The Federal Reserve’s lack of movement on interest rates was unsurprising but gave way a background feeling that it will allow inflation to grow faster than expected, Rick Rieder has said.
The Citywire + rated manager and CIO for fundamental fixed income at BlackRock made the comments in the wake of November’s Federal Open Market Committee meeting.
The two-day meeting resulted in a – largely telegraphed – decision to hold rates at the current level, while leaving the door open with further policy action in December. However, Rieder said the focus should not be on rates but inflation.
‘We did not expect yesterday’s FOMC announcement to indicate a change in policy rates, coming nearly a week before a highly contested general election on November 8, but we did anticipate the Committee would continue to make its case for a rate hike, almost certainly to come next month.’
‘We also think there is a significant subtext to be found in the Fed’s recent policy stance, in that it implies that the central bank will allow inflation to run a bit hotter than it has historically - the so-called “high-pressure economy”.’
Rieder said there were three reason the Fed is likely to take this stance, which are:
1) Lack of satisfaction with pre-existing inflationary expectations;
2) Potential growth/output function that is organically lower, attributable to demographic headwinds and technological disinflation;
3) Greater set of policy tools that can be employed to bring down inflation, as opposed to those geared towards increasing it.

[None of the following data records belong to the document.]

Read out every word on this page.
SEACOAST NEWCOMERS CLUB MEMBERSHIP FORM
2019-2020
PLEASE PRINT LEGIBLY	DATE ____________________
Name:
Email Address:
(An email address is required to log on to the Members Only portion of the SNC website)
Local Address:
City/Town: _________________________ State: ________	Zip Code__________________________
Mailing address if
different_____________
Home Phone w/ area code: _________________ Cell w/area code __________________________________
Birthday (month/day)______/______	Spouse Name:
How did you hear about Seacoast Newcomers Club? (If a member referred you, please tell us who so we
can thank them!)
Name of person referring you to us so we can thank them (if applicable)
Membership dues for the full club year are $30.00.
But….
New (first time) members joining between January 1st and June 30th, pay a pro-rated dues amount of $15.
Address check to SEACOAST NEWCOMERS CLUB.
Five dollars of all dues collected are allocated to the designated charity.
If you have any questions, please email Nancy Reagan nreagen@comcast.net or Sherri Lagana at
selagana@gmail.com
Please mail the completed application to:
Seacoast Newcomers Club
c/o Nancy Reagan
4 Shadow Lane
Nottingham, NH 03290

Rieder said the focus on inflation is likely to coincide with a much-needed switch from monetary to fiscal policy focus. This, he added, was due to the evident waning of impact of a rate rise on long-term growth conditions beyond market short-term market moves.
‘The utility of extraordinarily low interest rate levels has long since passed much effectiveness in stimulating real economic growth and for some time now has solely been influencing the financial economy as a price-supporting mechanism.
‘It is extraordinary to think that the Fed last cut its policy rate in December 2008, and in the 63 FOMC policy meetings since that time, it has only moved rates once, while the economic, employment, and financial market landscape has changed markedly throughout this time.’